Anthropic/OpenAI may be spending more than $1000 for every $100 you pay them

Trilogy3452@lemmy.world · 15 hours ago

Anthropic/OpenAI may be spending more than $1000 for every $100 you pay them

justOnePersistentKbinPlease@fedia.io · 13 hours ago

My first use of Claude this week, for code reviews only(since no LLM can be trusted to write a user story or test suite), had it gaslight me.

It marked down my code for using a specific practice to make some xml safer and easier to read.

When I tried things its way, it wanted me to change it back.

ramble81@lemmy.zip · 9 hours ago

I found it’s decent for some light QC but when it asks “do you want me to change it?” I’m like “nah, thanks for pointing it out but I’ll do it myself”

rozodru@piefed.world · 13 hours ago

oh it’s great isn’t it? you ask it for help on some code, provides its solution, you try it and it doesn’t work so you respond with the error, it claims YOU wrote it wrong and then when yo utell it “I just copy and pasted what you provided” it says “you’re right, i’m sorry.”

Claude is to the point now where it just starts hallucinating on the first prompt. it’s 100% unreliable now when before it was like 90%. no point in using it, it’s garbage. and Claude Code is just as bad now. If you or anyone is using Claude Code to develop ANYTHING I would highly suggest you stop right now because I can guarantee you with nearly 100% certainty that whatever shit it’s writing into your stuff isn’t going to work. period.

Crylos@lemmy.world · 13 hours ago

I use it a lot, and if you are getting these kinds of results you are either trolling, or just flat out not providing the details and guardrails required with your prompts.

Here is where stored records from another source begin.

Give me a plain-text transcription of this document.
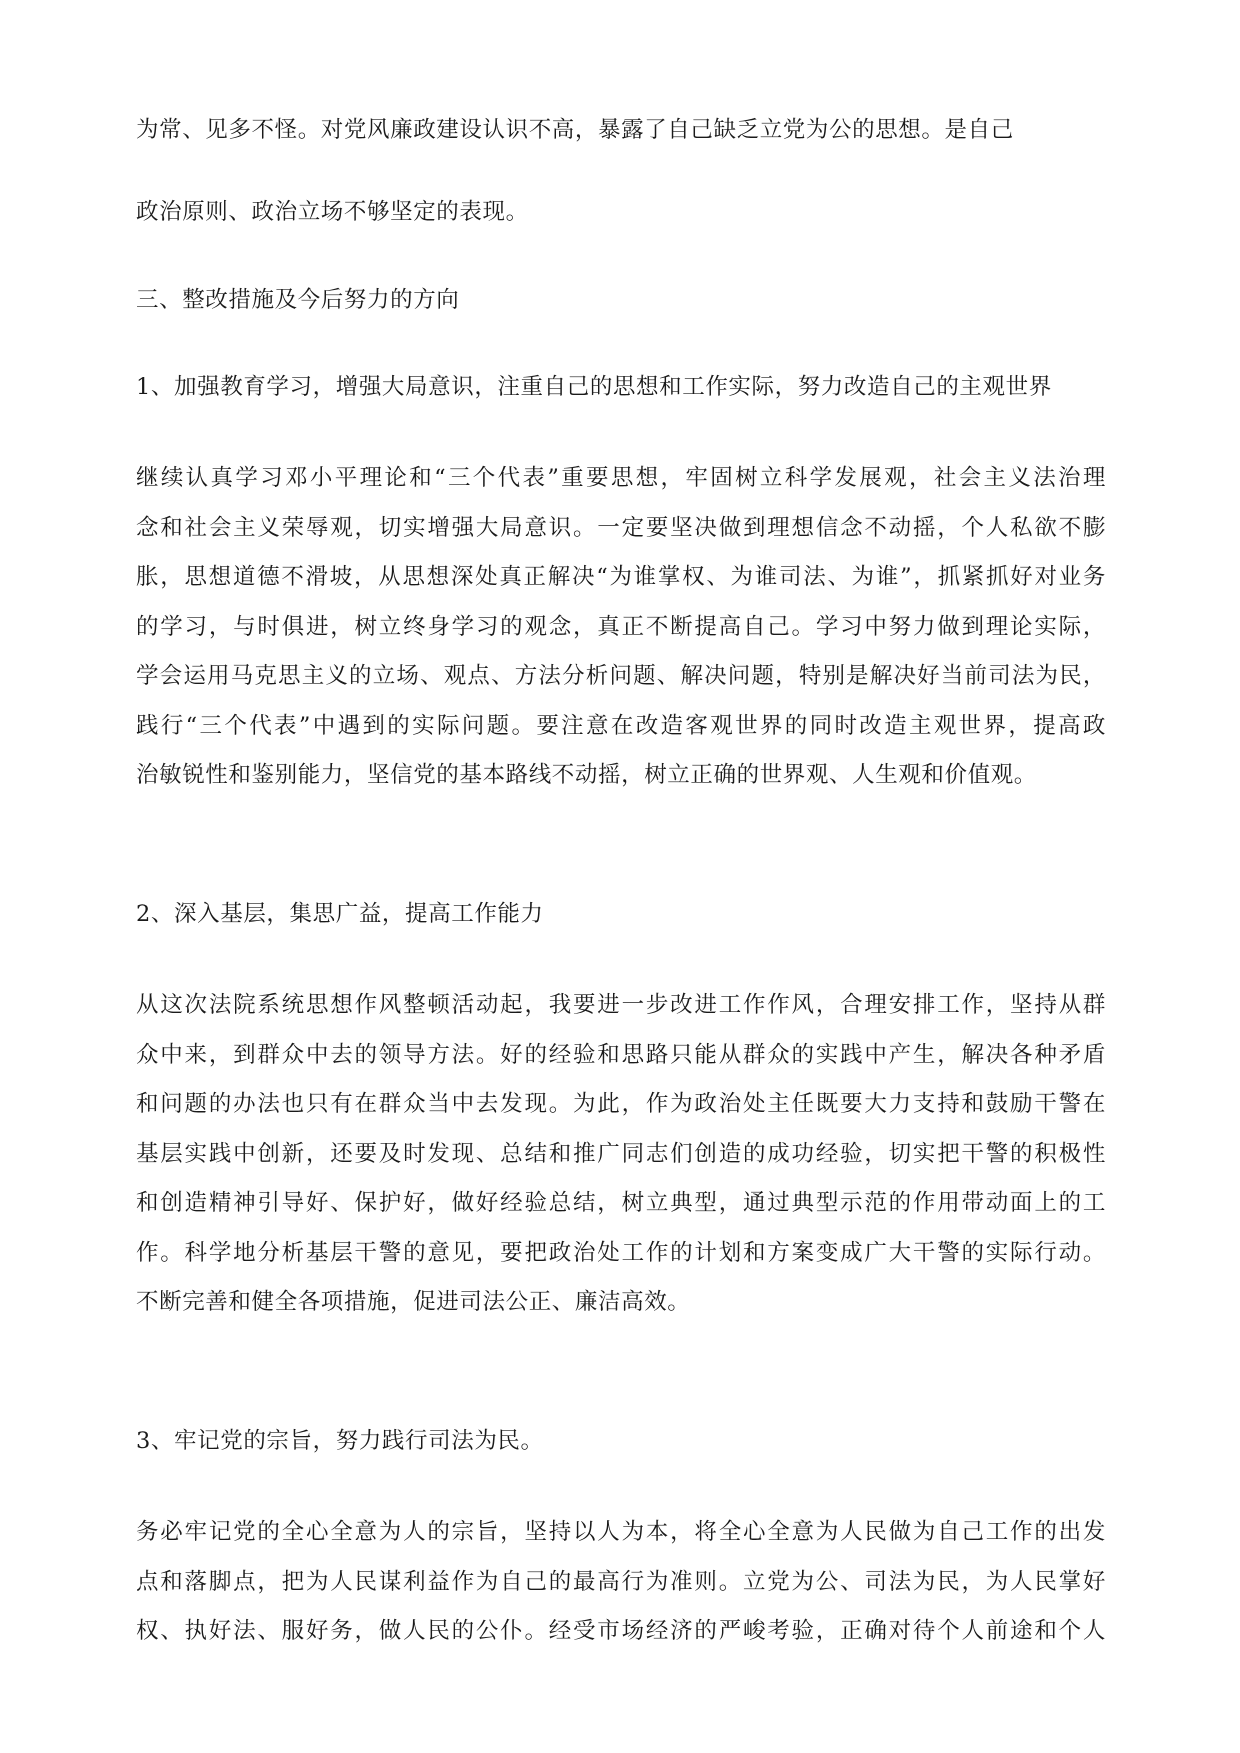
为常、见多不怪。对党风廉政建设认识不高，暴露了自己缺乏立党为公的思想。是自己
政治原则、政治立场不够坚定的表现。
三、整改措施及今后努力的方向
1、加强教育学习，增强大局意识，注重自己的思想和工作实际，努力改造自己的主观世界
继续认真学习邓小平理论和“三个代表”重要思想，牢固树立科学发展观，社会主义法治理
念和社会主义荣辱观，切实增强大局意识。一定要坚决做到理想信念不动摇，个人私欲不膨
胀，思想道德不滑坡，从思想深处真正解决“为谁掌权、为谁司法、为谁”，抓紧抓好对业务
的学习，与时俱进，树立终身学习的观念，真正不断提高自己。学习中努力做到理论实际，
学会运用马克思主义的立场、观点、方法分析问题、解决问题，特别是解决好当前司法为民，
践行“三个代表”中遇到的实际问题。要注意在改造客观世界的同时改造主观世界，提高政
治敏锐性和鉴别能力，坚信党的基本路线不动摇，树立正确的世界观、人生观和价值观。
2、深入基层，集思广益，提高工作能力
从这次法院系统思想作风整顿活动起，我要进一步改进工作作风，合理安排工作，坚持从群
众中来，到群众中去的领导方法。好的经验和思路只能从群众的实践中产生，解决各种矛盾
和问题的办法也只有在群众当中去发现。为此，作为政治处主任既要大力支持和鼓励干警在
基层实践中创新，还要及时发现、总结和推广同志们创造的成功经验，切实把干警的积极性
和创造精神引导好、保护好，做好经验总结，树立典型，通过典型示范的作用带动面上的工
作。科学地分析基层干警的意见，要把政治处工作的计划和方案变成广大干警的实际行动。
不断完善和健全各项措施，促进司法公正、廉洁高效。
3、牢记党的宗旨，努力践行司法为民。
务必牢记党的全心全意为人的宗旨，坚持以人为本，将全心全意为人民做为自己工作的出发
点和落脚点，把为人民谋利益作为自己的最高行为准则。立党为公、司法为民，为人民掌好
权、执好法、服好务，做人民的公仆。经受市场经济的严峻考验，正确对待个人前途和个人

I’ve been in software for decades, and if used correctly, yes it can accelerate velocity of building code out. 10x? No… if you are lucky and careful perhaps 2-4x.

As ALWAYS the human should be in the loop and is on the hook for any code generated.

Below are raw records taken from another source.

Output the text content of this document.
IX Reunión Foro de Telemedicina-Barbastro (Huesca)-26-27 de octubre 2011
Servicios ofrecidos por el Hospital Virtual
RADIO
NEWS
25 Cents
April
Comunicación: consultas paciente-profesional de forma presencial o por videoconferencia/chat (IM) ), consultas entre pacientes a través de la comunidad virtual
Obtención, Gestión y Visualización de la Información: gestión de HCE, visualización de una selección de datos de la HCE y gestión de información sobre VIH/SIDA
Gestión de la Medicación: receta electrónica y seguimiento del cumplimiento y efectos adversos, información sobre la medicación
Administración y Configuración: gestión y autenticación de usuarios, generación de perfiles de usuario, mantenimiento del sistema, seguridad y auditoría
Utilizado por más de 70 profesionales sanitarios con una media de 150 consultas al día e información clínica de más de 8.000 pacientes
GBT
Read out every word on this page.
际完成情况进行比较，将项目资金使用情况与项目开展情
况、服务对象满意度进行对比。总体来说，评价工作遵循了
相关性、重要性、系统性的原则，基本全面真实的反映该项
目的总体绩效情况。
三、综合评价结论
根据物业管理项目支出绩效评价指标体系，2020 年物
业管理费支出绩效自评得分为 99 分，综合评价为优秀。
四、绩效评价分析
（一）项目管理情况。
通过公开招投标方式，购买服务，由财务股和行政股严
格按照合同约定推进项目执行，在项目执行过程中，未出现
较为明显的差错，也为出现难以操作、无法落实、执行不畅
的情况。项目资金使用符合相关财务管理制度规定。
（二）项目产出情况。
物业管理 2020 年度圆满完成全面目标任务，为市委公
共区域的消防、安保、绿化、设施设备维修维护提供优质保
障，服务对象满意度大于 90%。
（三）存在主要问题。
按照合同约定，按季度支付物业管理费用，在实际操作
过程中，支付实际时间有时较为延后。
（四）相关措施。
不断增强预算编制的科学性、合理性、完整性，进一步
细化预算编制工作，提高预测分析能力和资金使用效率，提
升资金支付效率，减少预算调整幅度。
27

tomjuggler@lemmy.world · 2 hours ago

Lots of anti-ai people in this thread it seems. I get it - personally I HATE the fake image generation! But I have to agree with you in terms of coding that using LLM’s correctly can offer huge benefits.

Modern harnesses are getting more and more sophisticated and your milage varies depending on how well you use them (like any complex tool). At the end of the day it’s still up to the developer to take the code and make sure it’s correct - no different from before where we used to copy code from Stack Overflow or other examples and modify them for our own use.

One thing I have to add - I honestly don’t understand why anyone would use Claude or chatgpt at their ridiculous prices when DeepSeek exists…

Nighed@feddit.uk · 2 hours ago

The question comes down to cost. The actually good models are already expensive, yet still apparently subsidised. Once we have to pay the true cost they will only be worth using when you are truly stuck.

Lots of use for the simpler models for basic util creation and simpler cleanup refactor stuff though. Quite nice if it actually turns out like that.

justOnePersistentKbinPlease@fedia.io · 10 hours ago

I was using a set of template files designed for LLMs to review that project. It is absolutely the fault of Claude that it tools me to do something one way, then told me to try another and when I reverted it said it was the optimal approach.

Where I find it helps is in getting initial starts and as a start to code review. But in both cases they aren’t ever operating on their own and their feedback is filtered through myself or another senior dev.

WYLD_STALLYNS@lemmy.dbzer0.com · 13 hours ago

Exactly, never trust an LLM to code. And if it argues back, explain why it’s wrong and that you have nothing but time and experience. Most tend to fold when you point out it’s not a free thinking AI, it’s an entrapped corporate model they designed with preprogrammed biases. But I love arguing 😂.

Arrandee@lemmy.world · 13 hours ago

I’ve used Claude and Codex, and while both are based on untenable economics, I can at least attest that my use of Codex has yielded some productive results. Claude, so far, has delivered fuck all that’s useful to me.

SleeplessCityLights@programming.dev · 12 hours ago

I have found the opposite. Codex spits back mostly useless code that is twice the length it needs to be with a bunch of unessesary stuff and Claude is the only thing I get useful output from.